Intervention de Marie-George Buffet

Réunion du lundi 7 juin 2021 à 16h00
Commission spéciale chargée d'examiner le projet de loi confortant le respect des principes de la république

Photo issue du site de l'Assemblée nationale ou de WikipediaMarie-George Buffet :

Le projet de loi, tel qu'il revient du Sénat, est inquiétant. Il se caractérise par une surenchère d'affichage. Loin de rassembler sur les principes de la laïcité et de la République, il blesse notre conception de la laïcité et se transforme en une arme de suspicion à l'égard d'une partie de nos compatriotes, soit en raison de leur religion, soit en raison de leurs activités associatives, sportives, d'éducateur, d'enseignant, etc.

Je me réjouis que les rapporteurs entendent revenir sur une série de dispositions du Sénat, mais il faudra aller plus loin. Ce texte présente une grande fragilité : il ne traite pas l'aspect éducatif et social. Or la fracturation de notre société a des causes sociales ; elle est liée à l'ignorance, à l'absence d'ouverture à la connaissance, au débat contradictoire et critique. Le groupe GDR s'opposera à certaines dispositions adoptées par le Sénat, mais proposera aussi des amendements pour améliorer le projet de loi.

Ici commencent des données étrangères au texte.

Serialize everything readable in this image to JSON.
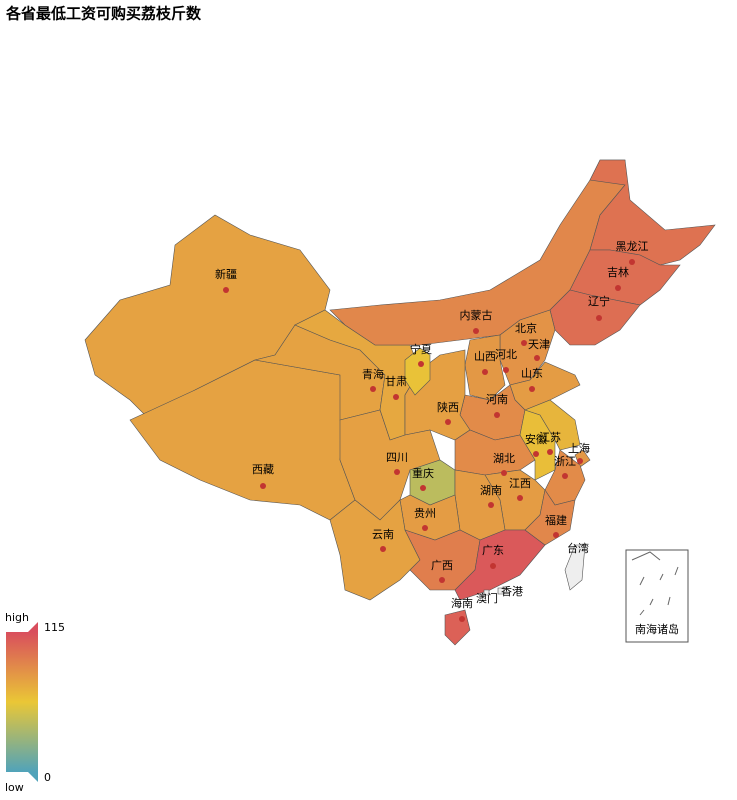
{
  "chart_data": {
    "type": "map",
    "title": "各省最低工资可购买荔枝斤数",
    "regions": [
      {
        "name": "新疆",
        "value": 75
      },
      {
        "name": "西藏",
        "value": 75
      },
      {
        "name": "青海",
        "value": 75
      },
      {
        "name": "甘肃",
        "value": 72
      },
      {
        "name": "内蒙古",
        "value": 88
      },
      {
        "name": "黑龙江",
        "value": 98
      },
      {
        "name": "吉林",
        "value": 100
      },
      {
        "name": "辽宁",
        "value": 100
      },
      {
        "name": "北京",
        "value": 100
      },
      {
        "name": "天津",
        "value": 98
      },
      {
        "name": "河北",
        "value": 82
      },
      {
        "name": "山西",
        "value": 80
      },
      {
        "name": "山东",
        "value": 78
      },
      {
        "name": "河南",
        "value": 86
      },
      {
        "name": "陕西",
        "value": 76
      },
      {
        "name": "宁夏",
        "value": 60
      },
      {
        "name": "四川",
        "value": 76
      },
      {
        "name": "重庆",
        "value": 40
      },
      {
        "name": "湖北",
        "value": 86
      },
      {
        "name": "安徽",
        "value": 62
      },
      {
        "name": "江苏",
        "value": 66
      },
      {
        "name": "上海",
        "value": 80
      },
      {
        "name": "浙江",
        "value": 86
      },
      {
        "name": "江西",
        "value": 78
      },
      {
        "name": "湖南",
        "value": 78
      },
      {
        "name": "贵州",
        "value": 78
      },
      {
        "name": "云南",
        "value": 75
      },
      {
        "name": "广西",
        "value": 92
      },
      {
        "name": "广东",
        "value": 110
      },
      {
        "name": "福建",
        "value": 88
      },
      {
        "name": "海南",
        "value": 106
      },
      {
        "name": "台湾",
        "value": null
      },
      {
        "name": "香港",
        "value": null
      },
      {
        "name": "澳门",
        "value": null
      }
    ],
    "inset_label": "南海诸岛",
    "visual_map": {
      "min": 0,
      "max": 115,
      "high": "high",
      "low": "low",
      "colors": [
        "#50a3ba",
        "#eac736",
        "#d94e5d"
      ],
      "no_data_color": "#eeeeee"
    }
  }
}
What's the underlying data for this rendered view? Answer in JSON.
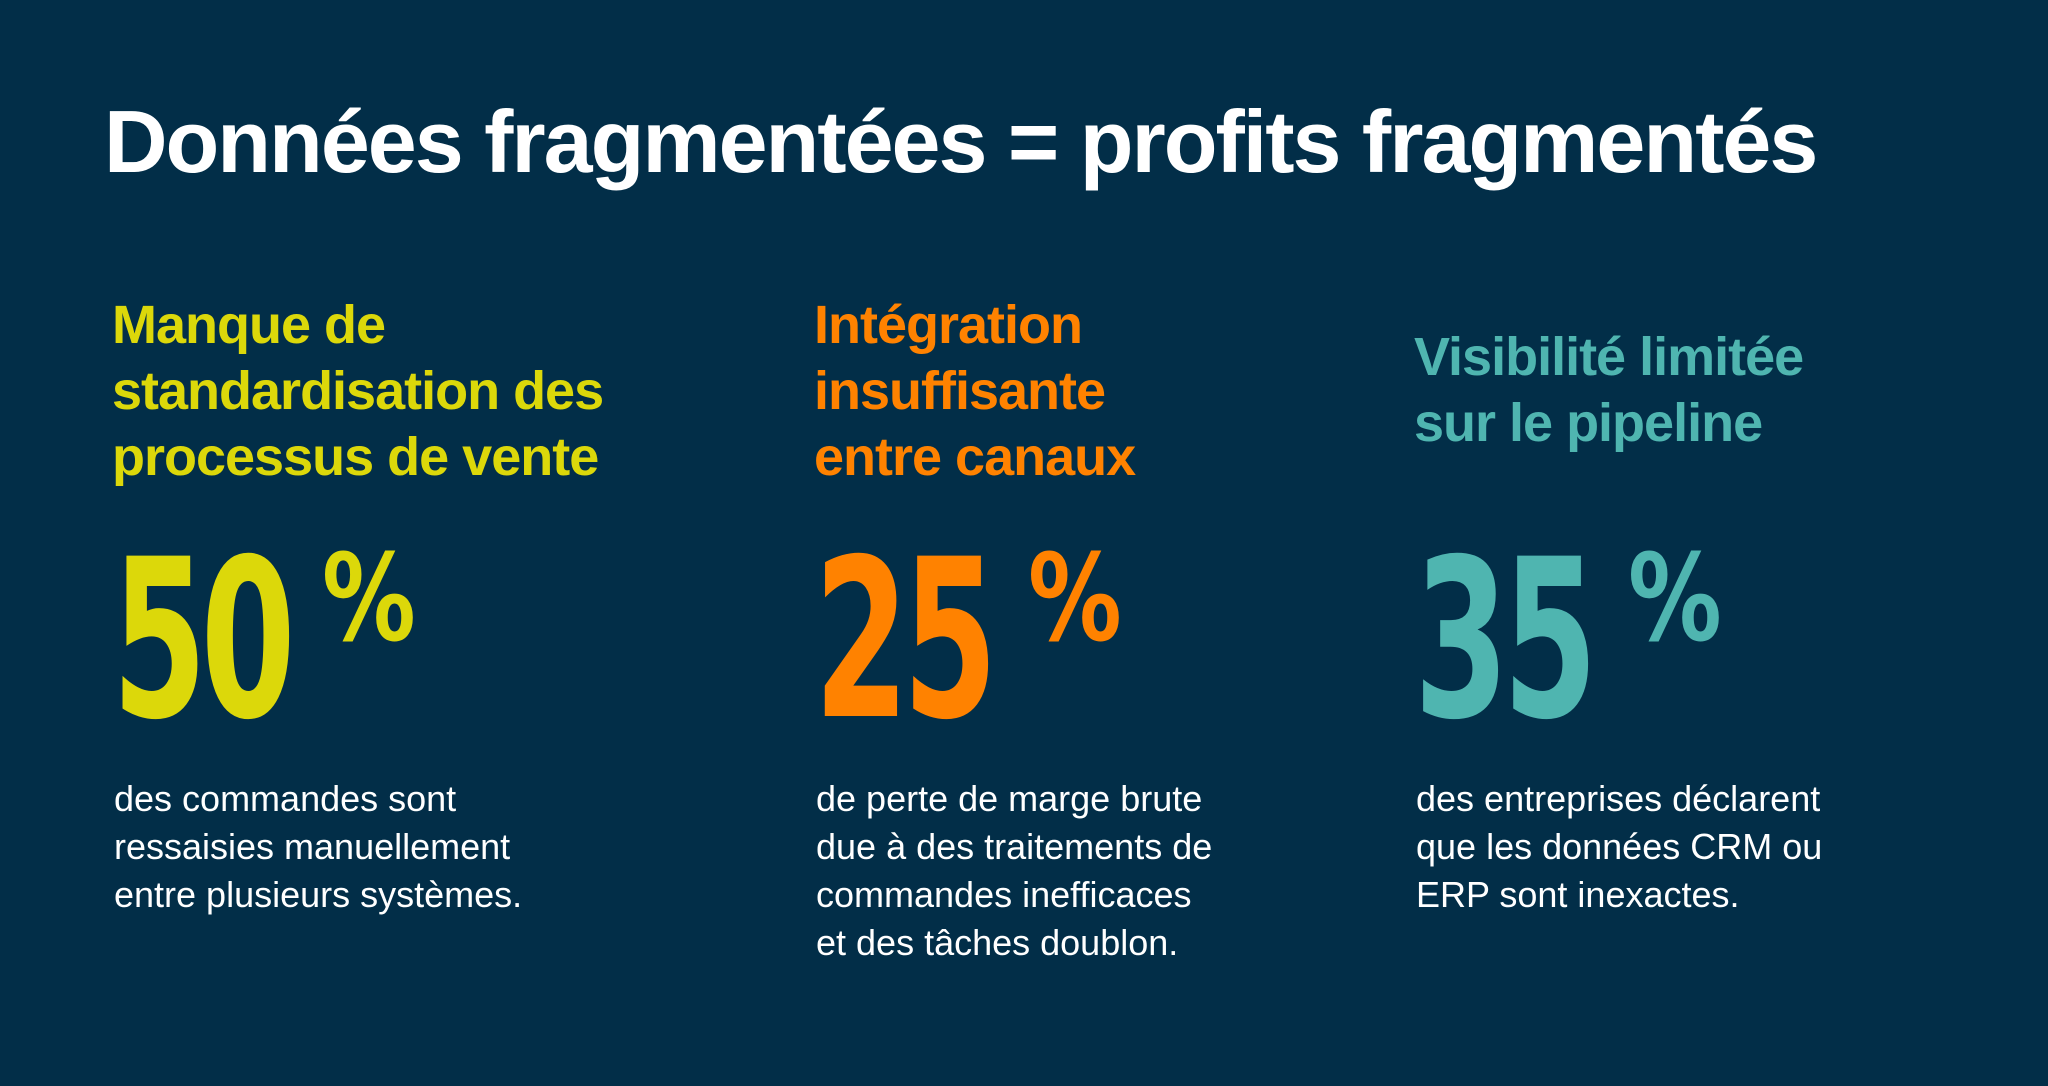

Nous nous opposerons très nettement à l'interdiction du port de signes religieux, tant pour les parents accompagnateurs des sorties scolaires que, plus généralement, dans l'espace public. La République française reconnaît la liberté de croire ou de ne pas croire, qui est consacrée par la loi de 1905, par une certaine conception de la laïcité. Je ne vois pas au nom de quoi on interdirait « les signes religieux » – j'emploie à dessein le pluriel, car il y a d'autres signes religieux que le voile. Va-t-on interdire à un curé de sortir en soutane dans l'espace public ? Soyons sérieux, oublions le voile et parlons de la laïcité et des principes de la République.

Je voudrais insister sur la question de l'école. Lorsqu'une jeune fille refuse d'aller à la piscine, cela peut s'expliquer par le fait qu'elle éprouve des difficultés dans son rapport au corps, qu'elle peine à accepter le regard des autres. Il ne faut pas sanctionner la famille, en cas d'absentéisme, en supprimant les allocations familiales, car cela revient à punir l'enfant ; il faut éduquer, débattre, comprendre, accompagner la jeune fille ou le jeune homme pour lui permettre de reprendre sa pratique sportive. C'est dans cet esprit que le remarquable lycée Maurice-Utrillo de Stains a organisé une semaine de débats, auxquels j'ai participé, avec des élèves qui refusaient la pratique sportive. De jeunes champions et championnes avaient été invités à leur présenter leur parcours sportif et à leur expliquer ce que le sport avait fait pour leur corps, leur bien-être psychique et physique.

Le Sénat doit avoir quelque chose contre la pratique sportive, car il a adopté plusieurs dispositions étonnantes. L'une d'elles, qui vise les professeurs d'éducation physique et sportive (EPS), me fait honte. Pourquoi un professeur d'EPS devrait-il signer une charte des principes républicains, et non un professeur de français ou de mathématiques ? Les enseignants seraient-ils moins républicains, dans cette discipline ? Les sénateurs devraient lire la charte du Comité international olympique (CIO), qui interdit les signes religieux dans les pratiques sportives.

Je me réjouis que Mme la rapporteure ait affirmé que nous continuerions à soutenir les femmes victimes de polygamie.

Dans le cadre de ce débat, le groupe GDR s'efforcera d'être aussi constructif que possible.